Proper arm drive is critical to helping increase leg speed during running. Therefore, it is essential to have proper thoracic and rib cage mobility.

ACTIVITY

Sit on a chair with your feet firmly planted on the floor and a dowel or broom laid across your shoulders. Then rotate to each side at the waist without moving from the pelvis.

What does it feel like?

Are you able to breathe freely? Does it feel stiff or different side to side?

If you did feel stiff or have difficulty breathing, you may be missing out on some key efficiency factors in your running: specifically, power- related plyometrics.

Plyometrics are “drills aimed at linking optimal strength and speed during fundamental movement patterns.”15 They’re defined as
any movement using the stretch-shortening cycle (SSC), which is rapid muscle lengthening followed by immediate muscle shortening, thereby producing greater power and efficiency during movement.

Many injuries are associated with over- lengthening muscles and ligaments during the loading and deceleration processes. Think no further than hamstring pulls during running and sprinting exercises or events.

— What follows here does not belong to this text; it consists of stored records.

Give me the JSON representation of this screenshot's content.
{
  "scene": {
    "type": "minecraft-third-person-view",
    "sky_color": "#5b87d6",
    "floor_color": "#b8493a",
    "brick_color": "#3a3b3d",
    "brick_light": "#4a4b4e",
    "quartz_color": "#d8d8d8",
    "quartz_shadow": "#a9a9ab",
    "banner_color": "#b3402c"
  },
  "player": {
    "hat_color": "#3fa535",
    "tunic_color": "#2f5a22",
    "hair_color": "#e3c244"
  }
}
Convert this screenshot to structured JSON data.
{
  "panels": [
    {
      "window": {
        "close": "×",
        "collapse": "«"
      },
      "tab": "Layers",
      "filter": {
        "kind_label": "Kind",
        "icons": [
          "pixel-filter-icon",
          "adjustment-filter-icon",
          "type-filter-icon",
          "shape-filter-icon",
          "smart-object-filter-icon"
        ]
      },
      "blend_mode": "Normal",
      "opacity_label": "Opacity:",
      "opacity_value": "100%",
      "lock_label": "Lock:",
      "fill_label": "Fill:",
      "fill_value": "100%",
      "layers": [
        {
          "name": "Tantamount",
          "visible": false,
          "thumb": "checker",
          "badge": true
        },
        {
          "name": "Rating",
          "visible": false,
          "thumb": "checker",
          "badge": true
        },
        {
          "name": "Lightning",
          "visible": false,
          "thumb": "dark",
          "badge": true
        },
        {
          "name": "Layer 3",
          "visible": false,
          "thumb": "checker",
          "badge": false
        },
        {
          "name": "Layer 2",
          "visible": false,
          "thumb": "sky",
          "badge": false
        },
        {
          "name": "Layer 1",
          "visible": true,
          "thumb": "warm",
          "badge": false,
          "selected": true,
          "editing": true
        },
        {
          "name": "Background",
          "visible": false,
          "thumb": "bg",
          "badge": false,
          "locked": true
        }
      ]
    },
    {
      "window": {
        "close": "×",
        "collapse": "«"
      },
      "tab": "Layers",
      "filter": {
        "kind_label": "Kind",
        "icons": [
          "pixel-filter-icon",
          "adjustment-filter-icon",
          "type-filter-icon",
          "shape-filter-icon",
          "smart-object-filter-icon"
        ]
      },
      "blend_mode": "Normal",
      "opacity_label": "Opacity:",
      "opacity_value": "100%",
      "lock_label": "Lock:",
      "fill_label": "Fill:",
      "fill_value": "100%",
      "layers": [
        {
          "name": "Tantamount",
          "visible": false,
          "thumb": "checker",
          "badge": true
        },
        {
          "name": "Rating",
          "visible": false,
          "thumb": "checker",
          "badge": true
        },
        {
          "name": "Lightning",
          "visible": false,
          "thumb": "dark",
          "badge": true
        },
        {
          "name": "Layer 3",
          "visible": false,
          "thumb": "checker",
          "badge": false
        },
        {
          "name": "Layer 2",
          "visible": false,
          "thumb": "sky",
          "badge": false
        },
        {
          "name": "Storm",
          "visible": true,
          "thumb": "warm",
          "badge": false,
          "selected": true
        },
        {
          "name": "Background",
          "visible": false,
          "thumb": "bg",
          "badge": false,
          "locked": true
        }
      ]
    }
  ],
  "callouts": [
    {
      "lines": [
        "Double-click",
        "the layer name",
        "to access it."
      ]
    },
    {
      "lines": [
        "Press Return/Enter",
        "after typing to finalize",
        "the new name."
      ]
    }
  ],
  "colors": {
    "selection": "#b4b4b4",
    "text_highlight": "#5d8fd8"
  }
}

Plyometric exercises can help protect against such injuries. By training your muscles to handle short bursts of maximum pressure
through jumps, bounds and hops, they become more resilient to sudden stressors.

Now let’s try a self-assessment. You can perform this in a mirror or set up a camera to record yourself. In this order, do a:
1. Single leg stance
2. Single leg squat
3. Single leg drop squat
4. Double to single leg jump 5. Single leg bound
6. Single leg hop

After you’ve completed the list, you may notice how each one requires a combination of stability, mobility, strength and power. So, the more you refine these movements with control and ease, the more you can maximize your efficiency.

Just remember to execute them with high movement quality and low volume for best results.